There will be many Mozart highlights before his 250th birthday celebration is done this year, but it's hard to imagine a more apt tribute to his genius than The Marriage of Figaro, which opened at the Sarasota Opera on Saturday night. It was delightfully sung and acted, and a pleasure to look at.
No doubt benefiting from Sarasota's longer-than-average rehearsal period, the cast is a true ensemble, with characters relating to each other in meaningful, individualistic ways, no matter how absurd and madcap the comedy becomes.
A sense of intimate humanity is established in the opening scene, as the valet Figaro, played by Bojan Knezevic, does his measuring of the bedroom, playfully supervised by his betrothed, the maid Susanna, played by Serena Benedetti. Right away, it is clear that these two are more than the sum of their parts. Individually, he is a perfectly serviceable bass-baritone, and she is the requisite bright-sounding soprano, but together, they have compelling, lovable chemistry at work.
Figaro has two of Mozart's greatest female characters - they push against the limits of 18th century society - and the relationship between Susanna and the Countess is thrillingly brought to life by Benedetti and Adrienne Danrich, whose voices blend beautifully.
Danrich's performance of the aria "Dove sono" is meltingly tender in its high, floating vulnerability, but a vein of iron also runs through it, reflecting the Countess' anger at her unfeeling husband. It's a classic diva moment, the expression of a strong woman imprisoned by her role.
One aspect of the opera shortchanged in Pat Diamond's staging is the daring political implications of Mozart's score and Lorenzo da Ponte's libretto.

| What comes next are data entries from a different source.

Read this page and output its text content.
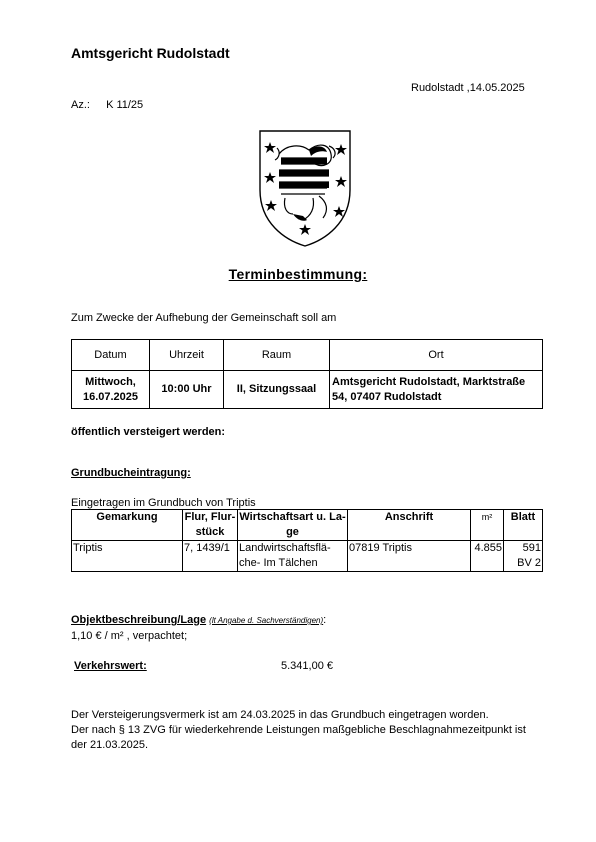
Amtsgericht Rudolstadt
Rudolstadt ,14.05.2025
Az.: K 11/25
Terminbestimmung:
Zum Zwecke der Aufhebung der Gemeinschaft soll am
Datum	Uhrzeit	Raum	Ort
Mittwoch, 16.07.2025	10:00 Uhr	II, Sitzungssaal	Amtsgericht Rudolstadt, Marktstraße 54, 07407 Rudolstadt
öffentlich versteigert werden:
Grundbucheintragung:
Eingetragen im Grundbuch von Triptis
Gemarkung	Flur, Flur-stück	Wirtschaftsart u. La-ge	Anschrift	m²	Blatt
Triptis	7, 1439/1	Landwirtschaftsflä-che- Im Tälchen	07819 Triptis	4.855	591 BV 2
Objektbeschreibung/Lage (lt Angabe d. Sachverständigen):
1,10 € / m² , verpachtet;
Verkehrswert:	5.341,00 €
Der Versteigerungsvermerk ist am 24.03.2025 in das Grundbuch eingetragen worden.
Der nach § 13 ZVG für wiederkehrende Leistungen maßgebliche Beschlagnahmezeitpunkt ist der 21.03.2025.
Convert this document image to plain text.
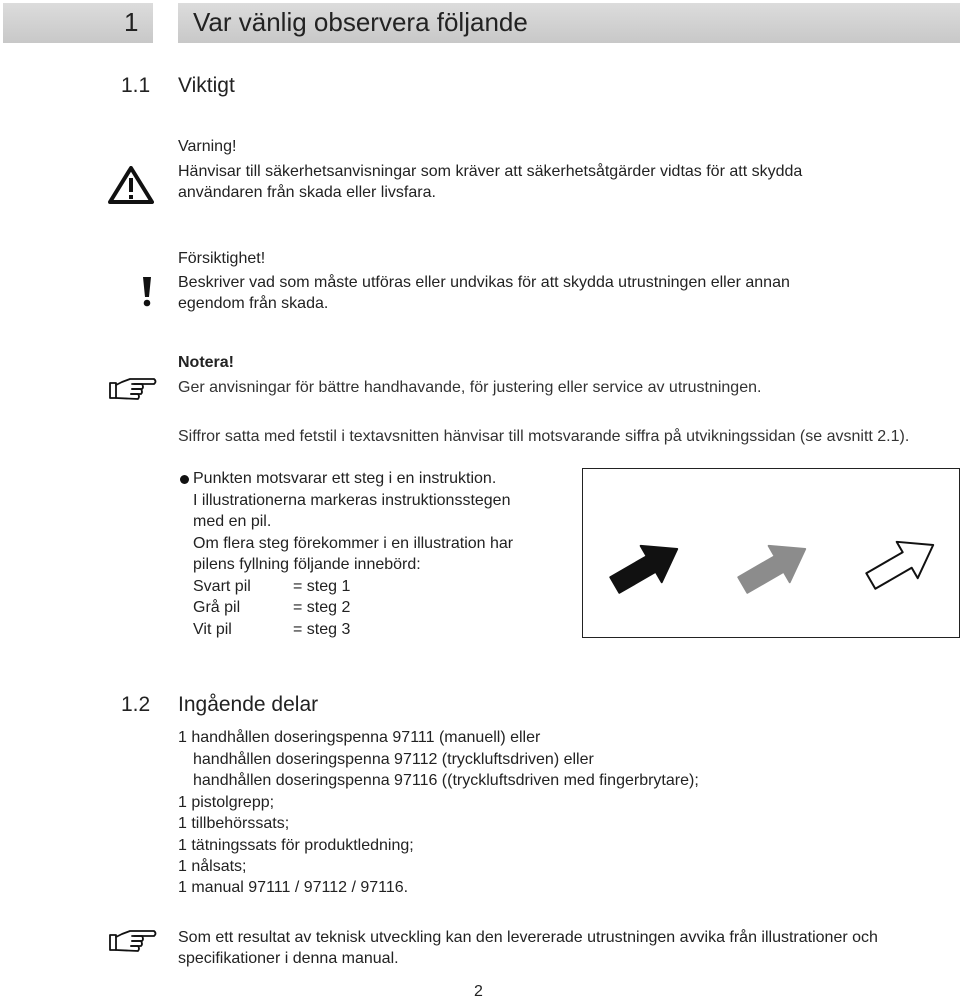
1 Var vänlig observera följande
1.1 Viktigt
Varning!
Hänvisar till säkerhetsanvisningar som kräver att säkerhetsåtgärder vidtas för att skydda
användaren från skada eller livsfara.
Försiktighet!
Beskriver vad som måste utföras eller undvikas för att skydda utrustningen eller annan
egendom från skada.
Notera!
Ger anvisningar för bättre handhavande, för justering eller service av utrustningen.
Siffror satta med fetstil i textavsnitten hänvisar till motsvarande siffra på utvikningssidan (se avsnitt 2.1).
Punkten motsvarar ett steg i en instruktion.
I illustrationerna markeras instruktionsstegen
med en pil.
Om flera steg förekommer i en illustration har
pilens fyllning följande innebörd:
Svart pil	= steg 1
Grå pil	= steg 2
Vit pil	= steg 3
1.2 Ingående delar
1 handhållen doseringspenna 97111 (manuell) eller
handhållen doseringspenna 97112 (tryckluftsdriven) eller
handhållen doseringspenna 97116 ((tryckluftsdriven med fingerbrytare);
1 pistolgrepp;
1 tillbehörssats;
1 tätningssats för produktledning;
1 nålsats;
1 manual 97111 / 97112 / 97116.
Som ett resultat av teknisk utveckling kan den levererade utrustningen avvika från illustrationer och
specifikationer i denna manual.
2
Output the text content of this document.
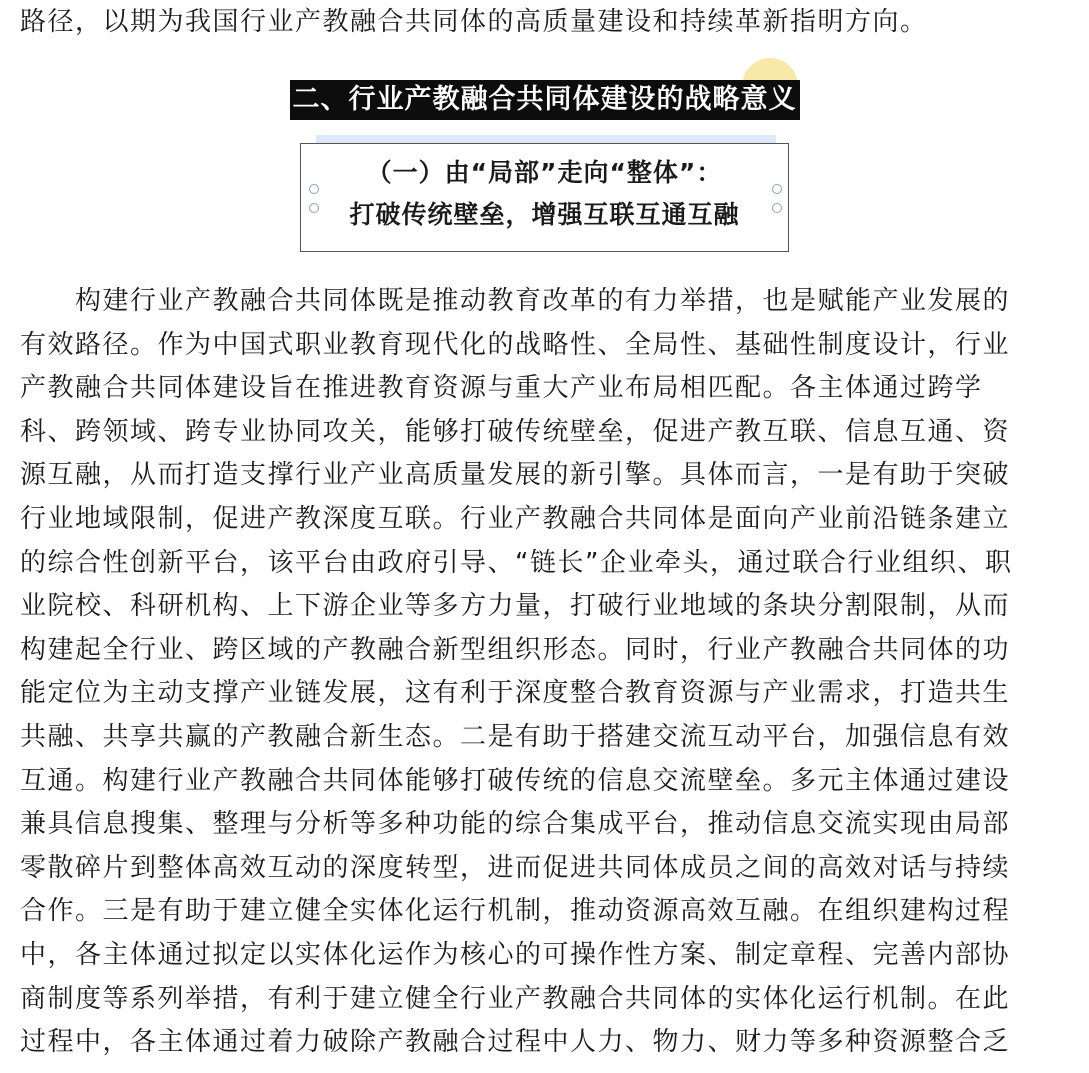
路径，以期为我国行业产教融合共同体的高质量建设和持续革新指明方向。
二、行业产教融合共同体建设的战略意义
（一）由“局部”走向“整体”：
打破传统壁垒，增强互联互通互融
　　构建行业产教融合共同体既是推动教育改革的有力举措，也是赋能产业发展的
有效路径。作为中国式职业教育现代化的战略性、全局性、基础性制度设计，行业
产教融合共同体建设旨在推进教育资源与重大产业布局相匹配。各主体通过跨学
科、跨领域、跨专业协同攻关，能够打破传统壁垒，促进产教互联、信息互通、资
源互融，从而打造支撑行业产业高质量发展的新引擎。具体而言，一是有助于突破
行业地域限制，促进产教深度互联。行业产教融合共同体是面向产业前沿链条建立
的综合性创新平台，该平台由政府引导、“链长”企业牵头，通过联合行业组织、职
业院校、科研机构、上下游企业等多方力量，打破行业地域的条块分割限制，从而
构建起全行业、跨区域的产教融合新型组织形态。同时，行业产教融合共同体的功
能定位为主动支撑产业链发展，这有利于深度整合教育资源与产业需求，打造共生
共融、共享共赢的产教融合新生态。二是有助于搭建交流互动平台，加强信息有效
互通。构建行业产教融合共同体能够打破传统的信息交流壁垒。多元主体通过建设
兼具信息搜集、整理与分析等多种功能的综合集成平台，推动信息交流实现由局部
零散碎片到整体高效互动的深度转型，进而促进共同体成员之间的高效对话与持续
合作。三是有助于建立健全实体化运行机制，推动资源高效互融。在组织建构过程
中，各主体通过拟定以实体化运作为核心的可操作性方案、制定章程、完善内部协
商制度等系列举措，有利于建立健全行业产教融合共同体的实体化运行机制。在此
过程中，各主体通过着力破除产教融合过程中人力、物力、财力等多种资源整合乏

The struggle between Figaro and his master, the Count, can be seen as a metaphor for the French Revolution. But the production, which sticks closely to tradition, never finds a way to dramatize the class conflict beyond poking fun at it.
Constantinos Yiannoudes' Count is powerfully sung, but there's more buffoonery than menace to him (a lightweight impression not helped by an ill-fitting wig). Layna Chianakas, in the pants role of the page Cherubino, has a big voice, with a touch of huskiness that only enhances his blushing aria to women.
Jeffrey Tucker is elaborately, amusingly insincere as Bartolo, and his fast-paced aria "La vendetta" is a bravura comic turn. Rolando Sanz's Basilio is finely sung. Amanda Ingram portrays Marcellina, Bartolo's housekeeper who sets off the hilarious recognition scene when Figaro learns who his parents are.
Anthony Barrese conducted an orchestra of about 25 players, including a harpsichord that was amplified and sometimes sounded too loud. He may have taken the overture faster and less flexibly than is optimum, but Mozart's amazing score was well represented throughout the evening.
J. Michael Wingfield's scenic design is simple and uncluttered, with just enough colorful decoration - a bright red curtain here, a sentimental wall painting there - to give the castle some warmth.
Figaro takes stamina - it runs almost four hours, with two intermissions - and the energy level flagged in the final act in a blue-green garden. Figaro's famous aria on the trouble with women, his cuckold horn gestures wittily echoed by French horns, was a bit dull.